Di sisi lain, Korea Utara, saingan alamiah Korea Selatan, tidak mau tinggal diam saat mendengar bahwa Korea Selatan terpilih menjadi tuan rumah Olimpiade. Mereka ingin membuktikan bahwa mereka juga mampu seperti Korea Selatan. Oleh karena itu, dengan tidak tanggung-tanggung, Presiden Korea Utara Kim Il Sung merancang sebuah stadion utama yang didesain dua kali lipat lebih besar dari stadion Olimpiade milik Korea Selatan pada saat itu. Stadion ini langsung menyandang predikat sebagai stadion terbesar di dunia dengan kapasitas sebanyak 150.000 penonton.
Akhirnya, Event Festival Pemuda ke-13 sukses digelar oleh Korea Utara dengan peserta mencapai 177 negara. Jadi, alasan Korea Utara membangun Stadion Festival Pemuda Dunia adalah sebagai respons atas kemajuan pembangunan yang telah terjadi di Korea Selatan. Mereka tidak ingin Korea Selatan terlihat lebih maju dari mereka. Event Festival Pemuda ke-13 merupakan event internasional skala besar pertama dan terakhir yang digelar oleh Korea Utara. Setelah itu, negara ini kembali menutup diri dari dunia luar.

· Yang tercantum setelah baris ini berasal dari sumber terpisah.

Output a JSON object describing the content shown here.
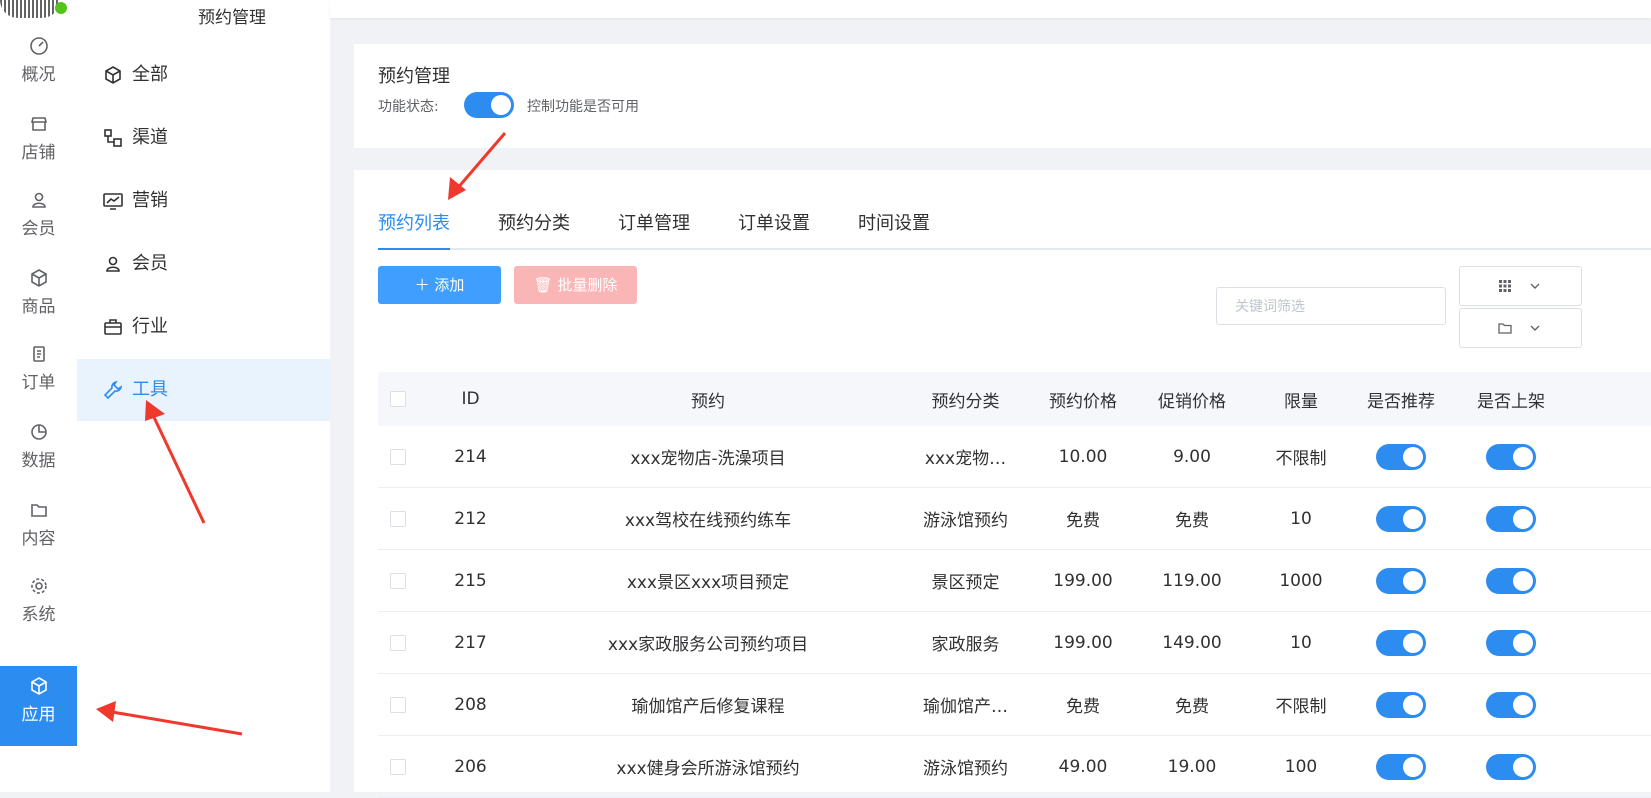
{
  "rail": {
    "items": [
      {
        "label": "概况",
        "icon": "dashboard-icon"
      },
      {
        "label": "店铺",
        "icon": "store-icon"
      },
      {
        "label": "会员",
        "icon": "user-icon"
      },
      {
        "label": "商品",
        "icon": "box-icon"
      },
      {
        "label": "订单",
        "icon": "clipboard-icon"
      },
      {
        "label": "数据",
        "icon": "pie-chart-icon"
      },
      {
        "label": "内容",
        "icon": "folder-icon"
      },
      {
        "label": "系统",
        "icon": "gear-icon"
      },
      {
        "label": "应用",
        "icon": "box-icon"
      }
    ],
    "active": "应用"
  },
  "sub": {
    "title": "预约管理",
    "items": [
      {
        "label": "全部",
        "icon": "box-icon"
      },
      {
        "label": "渠道",
        "icon": "channel-icon"
      },
      {
        "label": "营销",
        "icon": "marketing-icon"
      },
      {
        "label": "会员",
        "icon": "user-icon"
      },
      {
        "label": "行业",
        "icon": "briefcase-icon"
      },
      {
        "label": "工具",
        "icon": "wrench-icon"
      }
    ],
    "active": "工具"
  },
  "header": {
    "title": "预约管理",
    "status_label": "功能状态:",
    "status_on": true,
    "status_hint": "控制功能是否可用"
  },
  "tabs": [
    "预约列表",
    "预约分类",
    "订单管理",
    "订单设置",
    "时间设置"
  ],
  "active_tab": "预约列表",
  "toolbar": {
    "add_label": "添加",
    "batch_delete_label": "批量删除",
    "search_placeholder": "关键词筛选"
  },
  "table": {
    "columns": [
      "ID",
      "预约",
      "预约分类",
      "预约价格",
      "促销价格",
      "限量",
      "是否推荐",
      "是否上架"
    ],
    "rows": [
      {
        "id": "214",
        "name": "xxx宠物店-洗澡项目",
        "category": "xxx宠物…",
        "price": "10.00",
        "promo": "9.00",
        "limit": "不限制",
        "recommend": true,
        "listed": true
      },
      {
        "id": "212",
        "name": "xxx驾校在线预约练车",
        "category": "游泳馆预约",
        "price": "免费",
        "promo": "免费",
        "limit": "10",
        "recommend": true,
        "listed": true
      },
      {
        "id": "215",
        "name": "xxx景区xxx项目预定",
        "category": "景区预定",
        "price": "199.00",
        "promo": "119.00",
        "limit": "1000",
        "recommend": true,
        "listed": true
      },
      {
        "id": "217",
        "name": "xxx家政服务公司预约项目",
        "category": "家政服务",
        "price": "199.00",
        "promo": "149.00",
        "limit": "10",
        "recommend": true,
        "listed": true
      },
      {
        "id": "208",
        "name": "瑜伽馆产后修复课程",
        "category": "瑜伽馆产…",
        "price": "免费",
        "promo": "免费",
        "limit": "不限制",
        "recommend": true,
        "listed": true
      },
      {
        "id": "206",
        "name": "xxx健身会所游泳馆预约",
        "category": "游泳馆预约",
        "price": "49.00",
        "promo": "19.00",
        "limit": "100",
        "recommend": true,
        "listed": true
      }
    ]
  },
  "colors": {
    "accent": "#2d8cf0",
    "danger_light": "#fab6b6",
    "annotation": "#f0382c"
  }
}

Stadion Rungrado ini jarang digunakan untuk event internasional. Namun, Korea Utara tetap menggunakannya untuk membuat event lokal mereka sendiri, seperti Arirang Mass Games, yang merupakan festival senam dan artistik terbesar di Korea Utara. Selain untuk acara kesenian dan olahraga, stadion ini juga sering digunakan pemerintah Korea Utara untuk acara propaganda dan acara-acara militer.
Jadi, kesimpulannya, stadion ini dibangun dengan alasan sederhana: Korea Utara tidak ingin kalah pamor dengan Korea Selatan. Kesuksesan Korea Selatan dalam menggelar Olimpiade 1988 adalah momentum bagi mereka untuk menjadi negara yang disegani di kawasan Asia. Korea Utara tentu tidak ingin kehilangan tajinya, dan dengan membangun stadion terbesar di dunia, mereka ingin meningkatkan citra negara secara internasional serta menjadi simbol kemajuan teknologi dan infrastruktur di negara Korea Utara. Dan kini, Stadion Rungrado akan menjadi monumen pengingat kepada dunia bahwa Korea Utara punya sesuatu yang diunggulkan, yaitu dalam wujud stadion terbesar di dunia.